No, it was not difficult at all. I really wonder why they have such a bad example here for GPT1.

See for example this popular blog post: https://karpathy.github.io/2015/05/21/rnn-effectiveness/

That was in 2015, with RNN LMs, which are all much much weaker in that blog post compared GPT1.

And already looking at those examples in 2015, you could maybe see the future potential. But no-one was thinking that scaling up would work as effective as it does.

2015 is also by far not the first time where we had such LMs. Mikolov has done RNN LMs since 2010, or Sutskever in 2011. You might find even earlier examples of NN LMs.

(Before that, state-of-the-art was mostly N-grams.)

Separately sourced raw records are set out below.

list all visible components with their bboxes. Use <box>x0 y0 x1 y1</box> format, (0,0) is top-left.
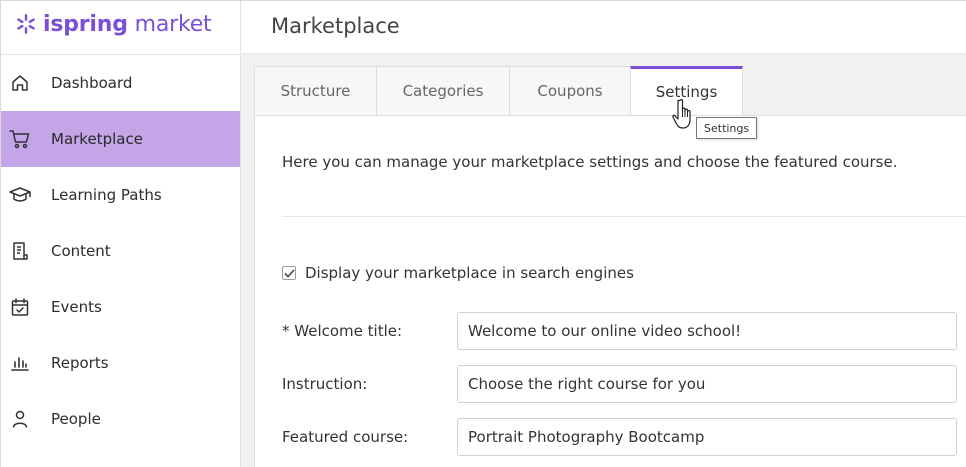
sidebar-item-label: Dashboard <box>51 74 133 92</box>
instruction-label: Instruction: <box>282 375 368 393</box>
tab-coupons[interactable]: Coupons <box>509 66 630 116</box>
brand-name: ispring market <box>43 11 212 37</box>
sidebar-item-reports[interactable]: Reports <box>1 335 240 391</box>
sidebar-item-label: People <box>51 410 101 428</box>
sidebar-item-label: Marketplace <box>51 130 143 148</box>
cart-icon <box>9 128 31 150</box>
section-divider <box>282 216 966 217</box>
featured-course-label: Featured course: <box>282 428 409 446</box>
tab-categories[interactable]: Categories <box>376 66 509 116</box>
featured-course-input[interactable] <box>457 418 957 456</box>
sidebar-item-people[interactable]: People <box>1 391 240 447</box>
welcome-title-input[interactable] <box>457 312 957 350</box>
home-icon <box>9 72 31 94</box>
instruction-row: Instruction: <box>282 365 966 403</box>
hand-cursor-icon <box>672 99 691 129</box>
sidebar-nav: Dashboard Marketplace Learning Paths Con… <box>1 55 240 447</box>
instruction-input[interactable] <box>457 365 957 403</box>
sidebar-item-marketplace[interactable]: Marketplace <box>1 111 240 167</box>
tab-bar: Structure Categories Coupons Settings <box>254 66 743 116</box>
page-header: Marketplace <box>241 1 966 54</box>
search-engines-option: Display your marketplace in search engin… <box>282 264 634 282</box>
calendar-icon <box>9 296 31 318</box>
sidebar-item-events[interactable]: Events <box>1 279 240 335</box>
sidebar: ispring market Dashboard Marketplace Lea… <box>1 1 241 467</box>
welcome-title-row: * Welcome title: <box>282 312 966 350</box>
ispring-logo-icon <box>17 14 35 34</box>
sidebar-item-label: Learning Paths <box>51 186 162 204</box>
welcome-title-label: * Welcome title: <box>282 322 403 340</box>
search-engines-checkbox[interactable] <box>282 266 296 280</box>
checkmark-icon <box>283 268 295 278</box>
sidebar-item-label: Reports <box>51 354 109 372</box>
sidebar-item-dashboard[interactable]: Dashboard <box>1 55 240 111</box>
graduation-cap-icon <box>9 184 31 206</box>
document-icon <box>9 240 31 262</box>
sidebar-item-label: Content <box>51 242 111 260</box>
settings-panel: Here you can manage your marketplace set… <box>254 115 966 467</box>
person-icon <box>9 408 31 430</box>
search-engines-label: Display your marketplace in search engin… <box>305 264 634 282</box>
tab-tooltip: Settings <box>696 117 758 139</box>
brand-logo[interactable]: ispring market <box>15 9 212 39</box>
page-title: Marketplace <box>271 14 400 38</box>
bar-chart-icon <box>9 352 31 374</box>
sidebar-item-learning-paths[interactable]: Learning Paths <box>1 167 240 223</box>
tab-structure[interactable]: Structure <box>254 66 376 116</box>
sidebar-item-content[interactable]: Content <box>1 223 240 279</box>
settings-description: Here you can manage your marketplace set… <box>282 153 898 171</box>
sidebar-item-label: Events <box>51 298 102 316</box>
featured-course-row: Featured course: <box>282 418 966 456</box>
app-window: ispring market Dashboard Marketplace Lea… <box>0 0 966 467</box>
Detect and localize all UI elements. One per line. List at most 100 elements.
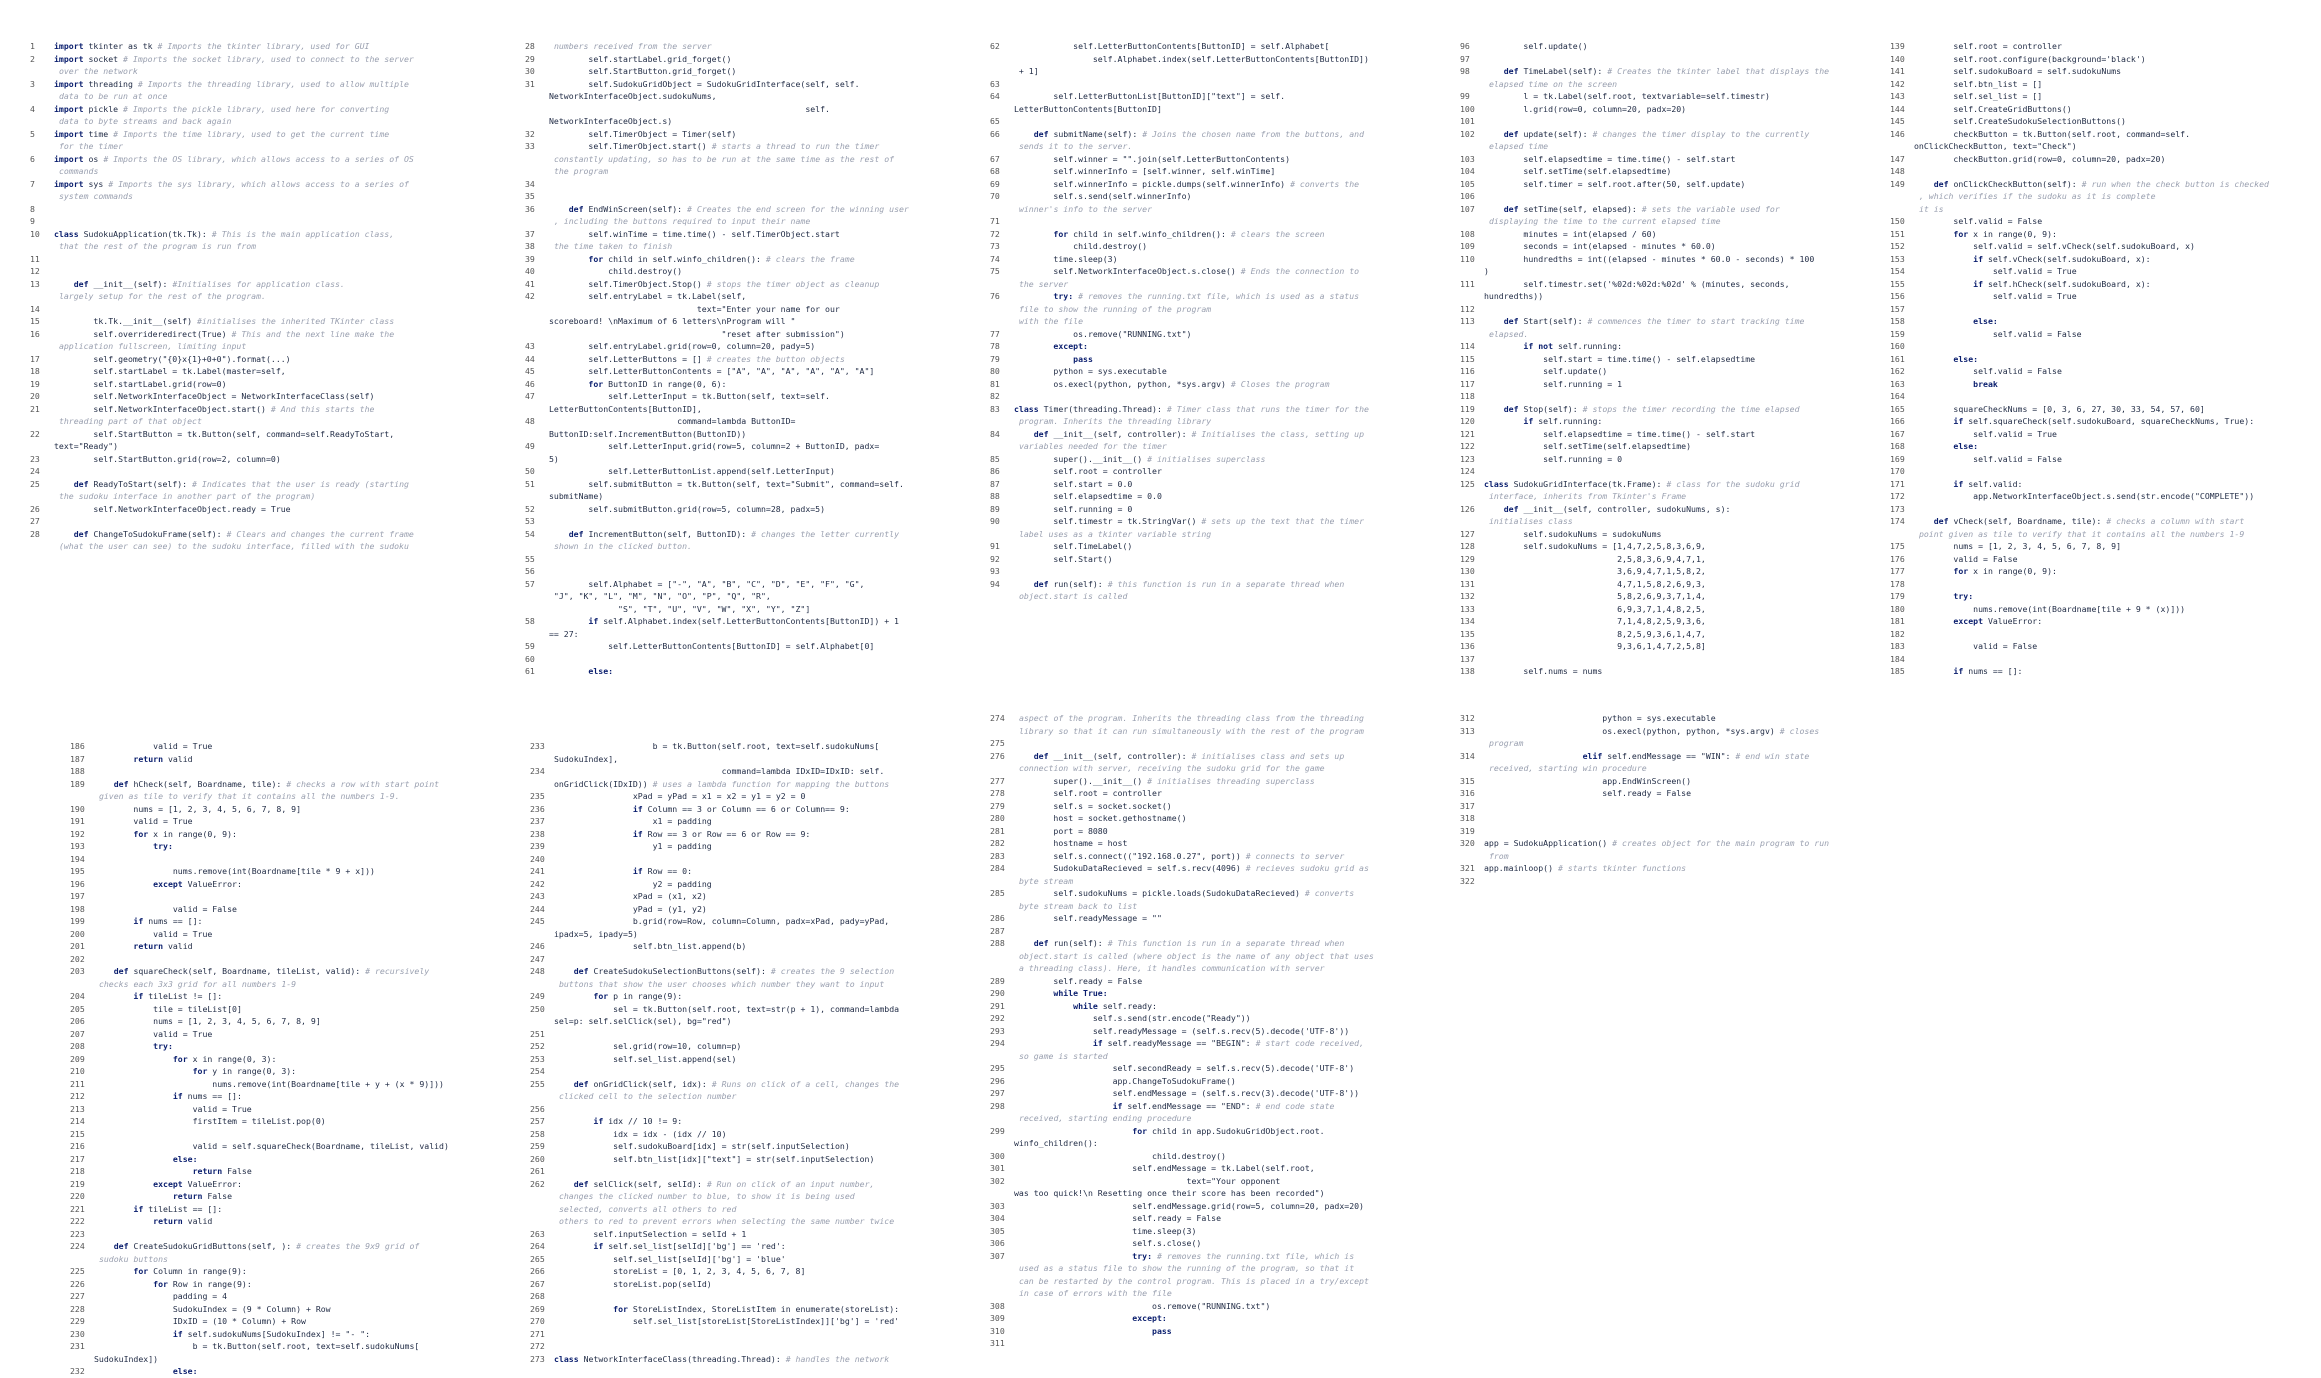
code-line: 210 for y in range(0, 3): [70, 1065, 510, 1078]
code-text: self.vCheck(self.sudokuBoard, x): [1983, 253, 2151, 264]
code-text: text="Ready") [54, 441, 119, 451]
code-line: displaying the time to the current elaps… [1460, 215, 1900, 228]
line-number: 127 [1460, 528, 1475, 539]
code-line: 34 [525, 178, 965, 191]
code-comment: # converts the [1290, 178, 1360, 189]
line-number: 294 [990, 1038, 1005, 1048]
code-line: 295 self.secondReady = self.s.recv(5).de… [990, 1062, 1430, 1075]
line-number: 123 [1460, 453, 1475, 464]
code-text: 2,5,8,3,6,9,4,7,1, [1484, 553, 1706, 564]
line-number: 25 [30, 478, 40, 489]
line-number: 173 [1890, 503, 1905, 514]
code-line: others to red to prevent errors when sel… [530, 1215, 970, 1228]
code-text: self.readyMessage = (self.s.recv(5).deco… [1014, 1025, 1350, 1036]
code-keyword: try: [1014, 291, 1074, 301]
code-comment: # end win state [1735, 750, 1810, 761]
code-keyword: return [94, 753, 164, 764]
code-text: self.endMessage = (self.s.recv(3).decode… [1014, 1088, 1360, 1098]
code-line: 99 l = tk.Label(self.root, textvariable=… [1460, 90, 1900, 103]
code-line: 265 self.sel_list[selId]['bg'] = 'blue' [530, 1253, 970, 1266]
code-line: 317 [1460, 800, 1900, 813]
code-comment: from [1488, 850, 1509, 861]
code-text: self.endMessage == "END": [1122, 1100, 1251, 1111]
code-text: ValueError: [182, 878, 242, 889]
code-comment: (what the user can see) to the sudoku in… [58, 541, 409, 551]
code-text: 5) [549, 453, 559, 464]
code-line: 56 [525, 565, 965, 578]
code-comment: # Imports the socket library, used to co… [123, 53, 414, 64]
line-number: 1 [30, 41, 35, 51]
code-text: self.SudokuGridObject = SudokuGridInterf… [549, 78, 860, 89]
code-line: 70 self.s.send(self.winnerInfo) [990, 190, 1430, 203]
line-number: 26 [30, 503, 40, 514]
code-keyword: def [1484, 66, 1519, 76]
code-text: self.s.send(str.encode("Ready")) [1014, 1013, 1251, 1023]
code-line: 157 [1890, 303, 2310, 316]
code-line: 291 while self.ready: [990, 1000, 1430, 1013]
code-comment: aspect of the program. Inherits the thre… [1018, 713, 1364, 723]
code-text: self.running: [1553, 341, 1623, 351]
code-line: 91 self.TimeLabel() [990, 540, 1430, 553]
line-number: 237 [530, 816, 545, 826]
code-text: self.timestr.set('%02d:%02d:%02d' % (min… [1484, 278, 1790, 289]
code-line: 54 def IncrementButton(self, ButtonID): … [525, 528, 965, 541]
code-text: SudokuGridInterface(tk.Frame): [1508, 478, 1662, 489]
code-comment: # end code state [1255, 1100, 1335, 1111]
code-line: 188 [70, 765, 510, 778]
code-line: 153 if self.vCheck(self.sudokuBoard, x): [1890, 253, 2310, 266]
code-text: SudokuApplication(tk.Tk): [78, 228, 207, 239]
code-line: 39 for child in self.winfo_children(): #… [525, 253, 965, 266]
code-text: hundredths)) [1484, 291, 1544, 301]
code-text: CreateSudokuSelectionButtons(self): [588, 966, 766, 976]
line-number: 99 [1460, 91, 1470, 101]
line-number: 32 [525, 128, 535, 139]
code-text: submitName) [549, 491, 604, 501]
line-number: 18 [30, 366, 40, 376]
code-text: self.winTime = time.time() - self.TimerO… [549, 228, 840, 239]
code-line: 100 l.grid(row=0, column=20, padx=20) [1460, 103, 1900, 116]
code-text: super().__init__() [1014, 453, 1143, 464]
code-text: y1 = padding [554, 841, 712, 851]
line-number: 292 [990, 1013, 1005, 1023]
line-number: 273 [530, 1353, 545, 1364]
code-line: 164 [1890, 390, 2310, 403]
code-text: self.valid = self.vCheck(self.sudokuBoar… [1914, 241, 2195, 251]
line-number: 36 [525, 203, 535, 214]
code-text: time [83, 128, 109, 139]
code-line: 213 valid = True [70, 1103, 510, 1116]
code-line: 121 self.elapsedtime = time.time() - sel… [1460, 428, 1900, 441]
code-line: 47 self.LetterInput = tk.Button(self, te… [525, 390, 965, 403]
code-comment: # connects to server [1245, 850, 1345, 861]
line-number: 225 [70, 1266, 85, 1276]
code-text: child in self.winfo_children(): [603, 253, 761, 264]
code-text: valid = False [1914, 553, 2018, 564]
code-line: connection with server, receiving the su… [990, 762, 1430, 775]
code-column-bottom-4: 312 python = sys.executable 313 os.execl… [1460, 712, 1900, 887]
code-keyword: def [1914, 516, 1949, 526]
line-number: 184 [1890, 653, 1905, 664]
code-text: SudokuIndex]) [94, 1353, 159, 1364]
code-comment: threading part of that object [58, 416, 202, 426]
code-text: hCheck(self, Boardname, tile): [128, 778, 282, 789]
code-line: 58 if self.Alphabet.index(self.LetterBut… [525, 615, 965, 628]
line-number: 262 [530, 1178, 545, 1189]
line-number: 220 [70, 1191, 85, 1201]
line-number: 20 [30, 391, 40, 401]
code-line: 205 tile = tileList[0] [70, 1003, 510, 1016]
line-number: 306 [990, 1238, 1005, 1248]
code-text: os.execl(python, python, *sys.argv) [1484, 725, 1775, 736]
code-line: 270 self.sel_list[storeList[StoreListInd… [530, 1315, 970, 1328]
code-comment: byte stream [1018, 875, 1074, 886]
code-line: 173 [1890, 503, 2310, 516]
code-line: self. [525, 103, 965, 116]
line-number: 213 [70, 1103, 85, 1114]
code-text: 7,1,4,8,2,5,9,3,6, [1484, 616, 1706, 626]
code-line: label uses as a tkinter variable string [990, 528, 1430, 541]
line-number: 182 [1890, 628, 1905, 639]
code-comment: # clears the frame [765, 253, 855, 264]
code-line: 299 for child in app.SudokuGridObject.ro… [990, 1125, 1430, 1138]
code-text: self.submitButton = tk.Button(self, text… [549, 478, 904, 489]
line-number: 205 [70, 1003, 85, 1014]
code-line: 9 [30, 215, 470, 228]
code-text: 3,6,9,4,7,1,5,8,2, [1484, 566, 1706, 576]
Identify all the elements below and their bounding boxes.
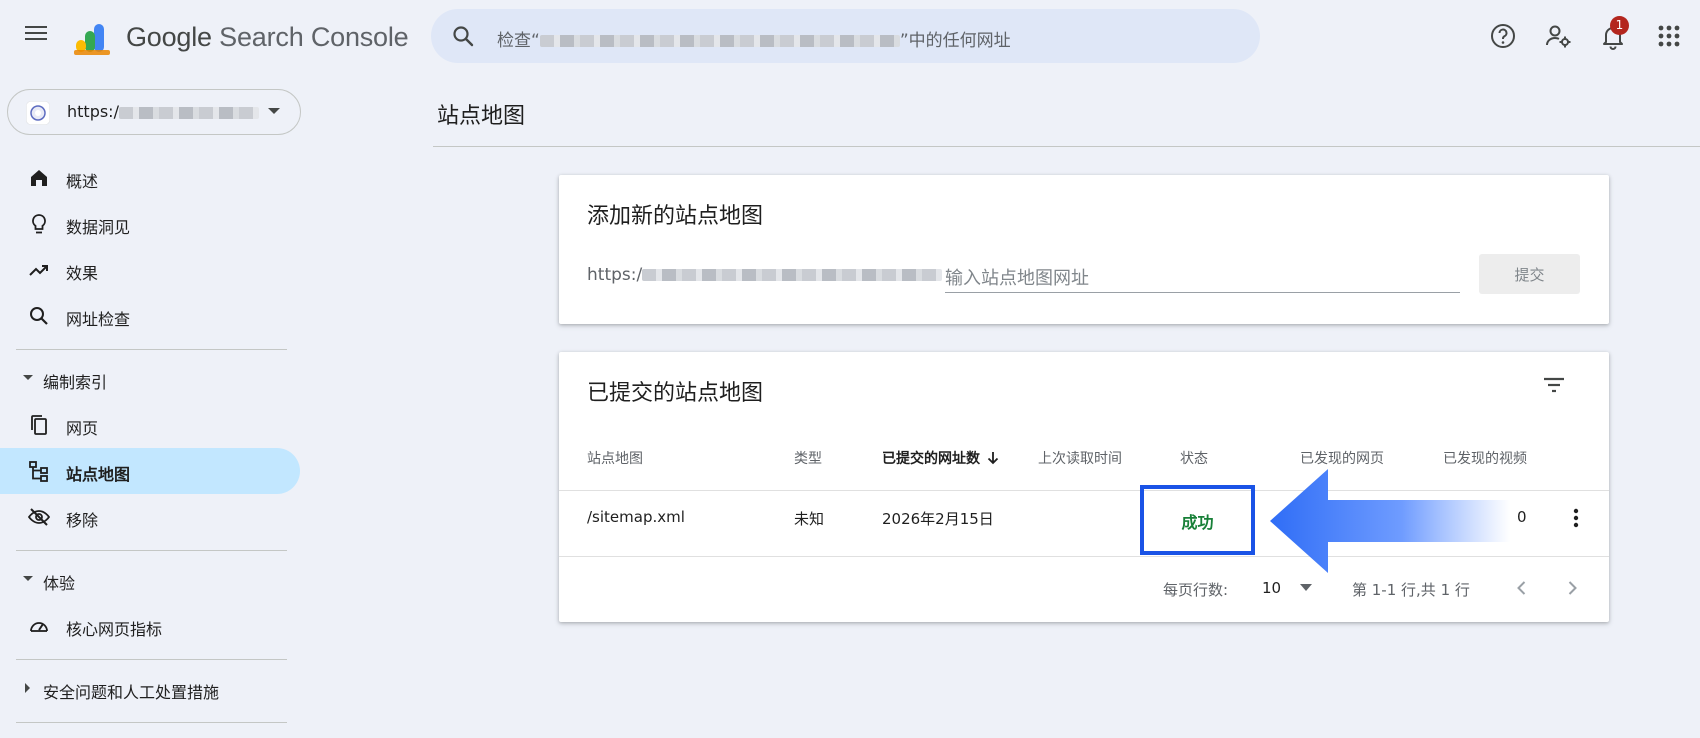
status-badge: 成功 xyxy=(1181,513,1214,532)
cell-sitemap: /sitemap.xml xyxy=(587,508,685,526)
column-header-last-read[interactable]: 上次读取时间 xyxy=(1038,448,1122,468)
card-title: 已提交的站点地图 xyxy=(587,381,764,406)
sitemap-url-prefix: https:/ xyxy=(587,265,943,285)
cell-discovered-videos: 0 xyxy=(1517,508,1527,526)
sidebar-item-performance[interactable]: 效果 xyxy=(0,247,300,293)
column-header-sitemap[interactable]: 站点地图 xyxy=(587,448,643,468)
sitemap-url-input[interactable] xyxy=(945,259,1460,293)
globe-icon xyxy=(26,101,50,125)
caret-down-icon xyxy=(23,576,33,581)
sidebar-section-experience[interactable]: 体验 xyxy=(0,560,300,600)
top-app-bar: Google Search Console 检查“ ”中的任何网址 1 xyxy=(0,0,1700,72)
page-divider xyxy=(433,146,1700,147)
app-title-brand: Google xyxy=(126,22,212,52)
property-url: https:/ xyxy=(67,102,259,121)
column-header-submitted-label: 已提交的网址数 xyxy=(882,451,980,467)
caret-right-icon xyxy=(25,683,30,693)
pagination-range: 第 1-1 行,共 1 行 xyxy=(1352,581,1470,599)
card-title: 添加新的站点地图 xyxy=(587,204,764,229)
sidebar-item-core-web-vitals[interactable]: 核心网页指标 xyxy=(0,603,300,649)
cell-type: 未知 xyxy=(794,510,825,528)
sidebar-section-label: 安全问题和人工处置措施 xyxy=(43,683,220,702)
annotation-arrow-icon xyxy=(1270,469,1510,573)
sidebar-item-url-inspection[interactable]: 网址检查 xyxy=(0,293,300,339)
chevron-down-icon xyxy=(1299,584,1312,591)
app-title: Google Search Console xyxy=(126,22,409,53)
sidebar-item-label: 效果 xyxy=(66,264,99,283)
search-icon xyxy=(30,307,48,325)
chevron-down-icon xyxy=(268,108,280,114)
sidebar-item-label: 站点地图 xyxy=(66,465,131,484)
page-title: 站点地图 xyxy=(437,104,526,129)
sidebar-item-sitemaps[interactable]: 站点地图 xyxy=(0,448,300,494)
search-placeholder-suffix: ”中的任何网址 xyxy=(899,31,1011,51)
status-highlight-box: 成功 xyxy=(1140,485,1255,555)
search-placeholder: 检查“ ”中的任何网址 xyxy=(497,26,1011,51)
sidebar-item-removals[interactable]: 移除 xyxy=(0,494,300,540)
redacted-domain xyxy=(642,269,943,281)
submit-button[interactable]: 提交 xyxy=(1479,254,1580,294)
property-url-prefix: https:/ xyxy=(67,102,119,121)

	▲	versteegen 4 days ago \| parent [-]
		Thanks for posting some of the history... "You might find even earlier examples" is pretty tongue-in-cheek though. [1], expanded in 2003 into [2], has 12466 citations, 299 by 2011 (according to Google Scholar which seems to conflate the two versions). The abstract [2] mentions that their "large models (with millions of parameters)" "significantly improves on state-of-the-art n-gram models, and... allows to take advantage of longer contexts." Progress between 2000 and 2017 (transformers) was slow and models barely got bigger. And what people forget about Mikolov's word2vec (2013) was that it actually took a huge step backwards from the NNs like [1] that inspired it, removing all the hidden layers in order to be able to train fast on lots of data. [1] Yoshua Bengio, Réjean Ducharme, Pascal Vincent, 2000, NIPS, A Neural Probabilistic Language Model [2] Yoshua Bengio, Réjean Ducharme, Pascal Vincent, Christian Jauvin, 2003, JMLR, A Neural Probabilistic Language Model, https://www.jmlr.org/papers/volume3/bengio03a/bengio03a.pdf

▲

macleginn 4 days ago | parent | prev [-]

Ngram models had been superceded by RNNs by that time. RNNs struggled with long-range dependencies, but useful ngrams were essentially capped at n=5 because of sparsity, and RNNs could do better than that.